Catheter-related infection was 7.72 times lower with antimicrobial locking solutions compared with heparin locks (95% CI 5.1 to 10.3; seven trials, n=624 patients). Using absolute risk reduction, this translated to a number needed to treat (NNT) of three to prevent one catheter-related infection per 100 catheter-days. Catheter-related infection rates in heparin groups were similar across all studies (range 2.1 to 4.1 per 1,000 catheter-days). Catheter-related infection rates achieved with the different antimicrobial locking solutions were of similar magnitude. Statistical heterogeneity was not reported.

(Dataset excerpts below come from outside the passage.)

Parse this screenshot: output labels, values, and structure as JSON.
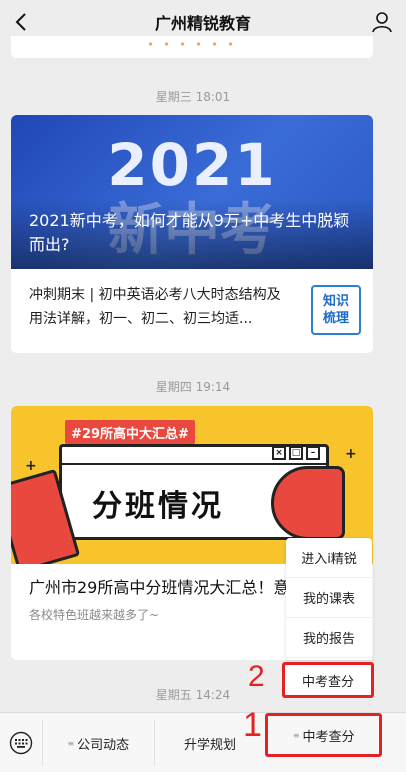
{
  "header": {
    "title": "广州精锐教育"
  },
  "timestamps": [
    "星期三 18:01",
    "星期四 19:14",
    "星期五 14:24"
  ],
  "article1": {
    "banner_year": "2021",
    "banner_subtitle": "新中考",
    "caption": "2021新中考，如何才能从9万+中考生中脱颖而出?",
    "sub_title": "冲刺期末 | 初中英语必考八大时态结构及用法详解，初一、初二、初三均适...",
    "thumb_line1": "知识",
    "thumb_line2": "梳理"
  },
  "article2": {
    "tag": "#29所高中大汇总#",
    "banner_word": "分班情况",
    "caption": "广州市29所高中分班情况大汇总！意的吗?",
    "desc": "各校特色班越来越多了~"
  },
  "popup": {
    "items": [
      "进入i精锐",
      "我的课表",
      "我的报告",
      "中考查分"
    ]
  },
  "annotations": {
    "num1": "1",
    "num2": "2"
  },
  "menu": {
    "items": [
      "公司动态",
      "升学规划",
      "中考查分"
    ]
  }
}
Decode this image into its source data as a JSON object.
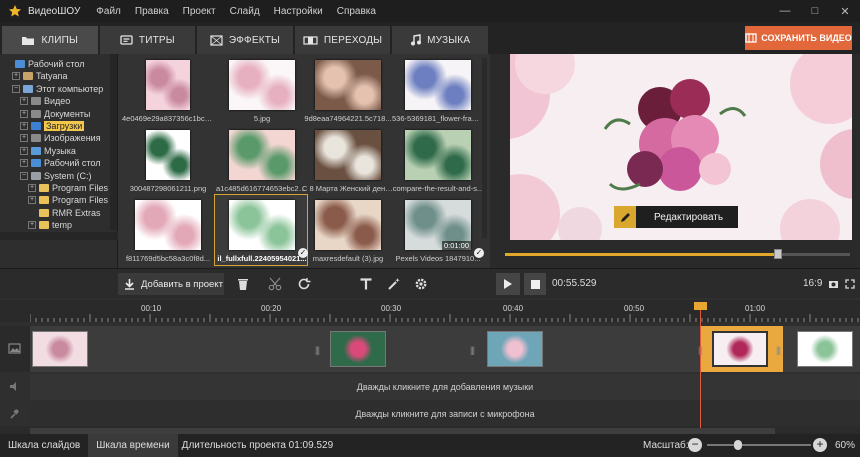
{
  "app": {
    "title": "ВидеоШОУ",
    "logo_icon": "star-logo-icon"
  },
  "menu": [
    "Файл",
    "Правка",
    "Проект",
    "Слайд",
    "Настройки",
    "Справка"
  ],
  "window_controls": [
    "minimize-icon",
    "maximize-icon",
    "close-icon"
  ],
  "tabs": [
    {
      "label": "КЛИПЫ",
      "icon": "folder-icon",
      "active": true
    },
    {
      "label": "ТИТРЫ",
      "icon": "text-icon",
      "active": false
    },
    {
      "label": "ЭФФЕКТЫ",
      "icon": "effects-icon",
      "active": false
    },
    {
      "label": "ПЕРЕХОДЫ",
      "icon": "transitions-icon",
      "active": false
    },
    {
      "label": "МУЗЫКА",
      "icon": "music-icon",
      "active": false
    }
  ],
  "save_button": {
    "label": "СОХРАНИТЬ ВИДЕО"
  },
  "tree": [
    {
      "label": "Рабочий стол",
      "expander": "",
      "icon_color": "#4a8fd6",
      "level": 0
    },
    {
      "label": "Tatyana",
      "expander": "+",
      "icon_color": "#c7a36a",
      "level": 1
    },
    {
      "label": "Этот компьютер",
      "expander": "−",
      "icon_color": "#7aa6d6",
      "level": 1
    },
    {
      "label": "Видео",
      "expander": "+",
      "icon_color": "#8a8a8a",
      "level": 2
    },
    {
      "label": "Документы",
      "expander": "+",
      "icon_color": "#8a8a8a",
      "level": 2
    },
    {
      "label": "Загрузки",
      "expander": "+",
      "icon_color": "#3d7fd1",
      "level": 2,
      "selected": true
    },
    {
      "label": "Изображения",
      "expander": "+",
      "icon_color": "#8a8a8a",
      "level": 2
    },
    {
      "label": "Музыка",
      "expander": "+",
      "icon_color": "#5a9ad8",
      "level": 2
    },
    {
      "label": "Рабочий стол",
      "expander": "+",
      "icon_color": "#4a8fd6",
      "level": 2
    },
    {
      "label": "System (C:)",
      "expander": "−",
      "icon_color": "#9aa0a6",
      "level": 2
    },
    {
      "label": "Program Files",
      "expander": "+",
      "icon_color": "#e8c15a",
      "level": 3
    },
    {
      "label": "Program Files (x",
      "expander": "+",
      "icon_color": "#e8c15a",
      "level": 3
    },
    {
      "label": "RMR Extras",
      "expander": "",
      "icon_color": "#e8c15a",
      "level": 3
    },
    {
      "label": "temp",
      "expander": "+",
      "icon_color": "#e8c15a",
      "level": 3
    }
  ],
  "gallery": [
    {
      "label": "4e0469e29a837356c1bc0...",
      "colors": [
        "#f4d3dc",
        "#c98aa0"
      ],
      "checked": false
    },
    {
      "label": "5.jpg",
      "colors": [
        "#fbf7f8",
        "#e7b0c0"
      ],
      "checked": false
    },
    {
      "label": "9d8eaa74964221.5c718...",
      "colors": [
        "#7b5a4a",
        "#e5c2b0"
      ],
      "checked": false
    },
    {
      "label": "536-5369181_flower-fram...",
      "colors": [
        "#f7f4f7",
        "#6d7fc0"
      ],
      "checked": false
    },
    {
      "label": "300487298061211.png",
      "colors": [
        "#ffffff",
        "#2d6b46"
      ],
      "checked": false
    },
    {
      "label": "a1c485d616774653ebc2d...",
      "colors": [
        "#f3d6d2",
        "#5a9a6a"
      ],
      "checked": false
    },
    {
      "label": "С 8 Марта Женский день...",
      "colors": [
        "#6a5040",
        "#e9e4dc"
      ],
      "checked": false
    },
    {
      "label": "compare-the-result-and-s...",
      "colors": [
        "#b9d0b3",
        "#2f6a4a"
      ],
      "checked": false
    },
    {
      "label": "f811769d5bc58a3c0f8d...",
      "colors": [
        "#ffffff",
        "#e3a8b8"
      ],
      "checked": false
    },
    {
      "label": "il_fullxfull.22405954021...",
      "colors": [
        "#ffffff",
        "#8cc49a"
      ],
      "checked": true,
      "selected": true
    },
    {
      "label": "maxresdefault (3).jpg",
      "colors": [
        "#e8d6c6",
        "#8a5a4a"
      ],
      "checked": false
    },
    {
      "label": "Pexels Videos 1847910...",
      "colors": [
        "#d6dcdc",
        "#6f8f8a"
      ],
      "checked": true,
      "duration": "0:01:00"
    }
  ],
  "preview": {
    "edit_label": "Редактировать",
    "seek": 0.79
  },
  "toolbar": {
    "add_label": "Добавить в проект",
    "icons": [
      "delete-icon",
      "scissors-icon",
      "rotate-icon",
      "text-tool-icon",
      "magic-wand-icon",
      "settings-icon"
    ]
  },
  "player": {
    "time": "00:55.529",
    "aspect": "16:9"
  },
  "ruler": [
    "00:10",
    "00:20",
    "00:30",
    "00:40",
    "00:50",
    "01:00"
  ],
  "timeline": {
    "clips": [
      {
        "colors": [
          "#f2dde3",
          "#c98aa0"
        ]
      },
      {
        "colors": [
          "#2f6a4a",
          "#d94a7a"
        ]
      },
      {
        "colors": [
          "#6ea6b8",
          "#f0c0d0"
        ]
      },
      {
        "colors": [
          "#f6eef0",
          "#b0285a"
        ]
      },
      {
        "colors": [
          "#ffffff",
          "#8cc49a"
        ]
      }
    ],
    "music_hint": "Дважды кликните для добавления музыки",
    "mic_hint": "Дважды кликните для записи с микрофона"
  },
  "status": {
    "tabs": [
      "Шкала слайдов",
      "Шкала времени"
    ],
    "active_tab": 1,
    "duration": "Длительность проекта 01:09.529",
    "zoom_label": "Масштаб:",
    "zoom_value": "60%",
    "zoom_level": 0.3
  }
}
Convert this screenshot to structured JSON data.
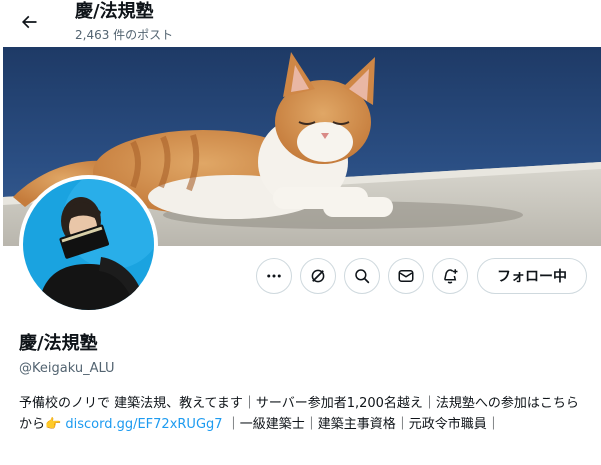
{
  "header": {
    "title": "慶/法規塾",
    "post_count": "2,463 件のポスト"
  },
  "profile": {
    "display_name": "慶/法規塾",
    "handle": "@Keigaku_ALU",
    "bio": {
      "text_before": "予備校のノリで 建築法規、教えてます｜サーバー参加者1,200名越え｜法規塾への参加はこちらから",
      "emoji": "👉",
      "link": "discord.gg/EF72xRUGg7",
      "text_after": "｜一級建築士｜建築主事資格｜元政令市職員｜"
    }
  },
  "actions": {
    "follow_label": "フォロー中",
    "icons": [
      "more-icon",
      "grok-icon",
      "search-icon",
      "message-icon",
      "notify-add-icon"
    ]
  },
  "colors": {
    "link": "#1d9bf0",
    "secondary_text": "#536471",
    "border": "#cfd9de",
    "avatar_bg": "#1aa3e0"
  }
}
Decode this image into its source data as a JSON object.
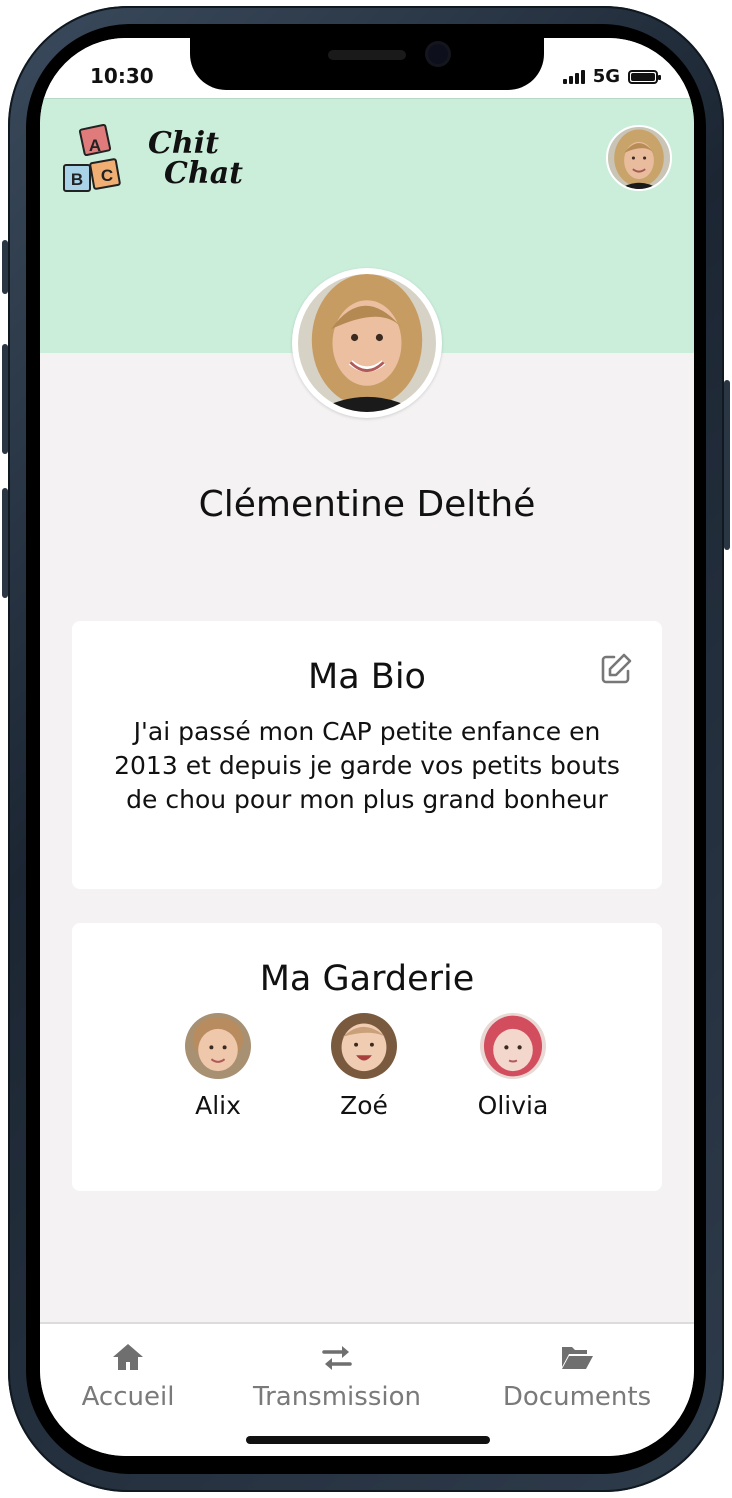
{
  "status_bar": {
    "time": "10:30",
    "network": "5G"
  },
  "header": {
    "logo": {
      "blocks": [
        "A",
        "B",
        "C"
      ],
      "text_line1": "Chit",
      "text_line2": "Chat"
    },
    "avatar_icon": "user-avatar"
  },
  "profile": {
    "name": "Clémentine Delthé"
  },
  "bio": {
    "title": "Ma Bio",
    "edit_icon": "edit-icon",
    "text": "J'ai passé mon CAP petite enfance en 2013 et depuis je garde vos petits bouts de chou pour mon plus grand bonheur"
  },
  "garderie": {
    "title": "Ma Garderie",
    "children": [
      {
        "name": "Alix"
      },
      {
        "name": "Zoé"
      },
      {
        "name": "Olivia"
      }
    ]
  },
  "bottom_nav": {
    "items": [
      {
        "label": "Accueil",
        "icon": "home-icon"
      },
      {
        "label": "Transmission",
        "icon": "transfer-icon"
      },
      {
        "label": "Documents",
        "icon": "folder-open-icon"
      }
    ]
  },
  "colors": {
    "header_background": "#cbeedb",
    "page_background": "#f4f2f3",
    "card_background": "#ffffff",
    "nav_text": "#7a7a7a"
  }
}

Gentamicin showed to be an effective antimicrobial locking solution in a pooling of both high and low doses of the drug (RR 11.8, 95 CI 8.4 to 15.3; three studies), but heterogeneity was high (I2=81.6%).
Only single studies were available for other antimicrobial locking solutions. There was significantly lower mortality from catheter-related infection in patients who used antimicrobial locking solutions (two studies). Of the five studies assessing exit-site infections, two found fewer infections in the antimicrobial locking solutions arm, two reported no difference between the antimicrobial locking solutions group and heparin group and one study observed no exit-site infection during the study.
Generally, rates of adverse events were low across the studies and rates of catheter thrombosis did not increase with antimicrobial locking solutions.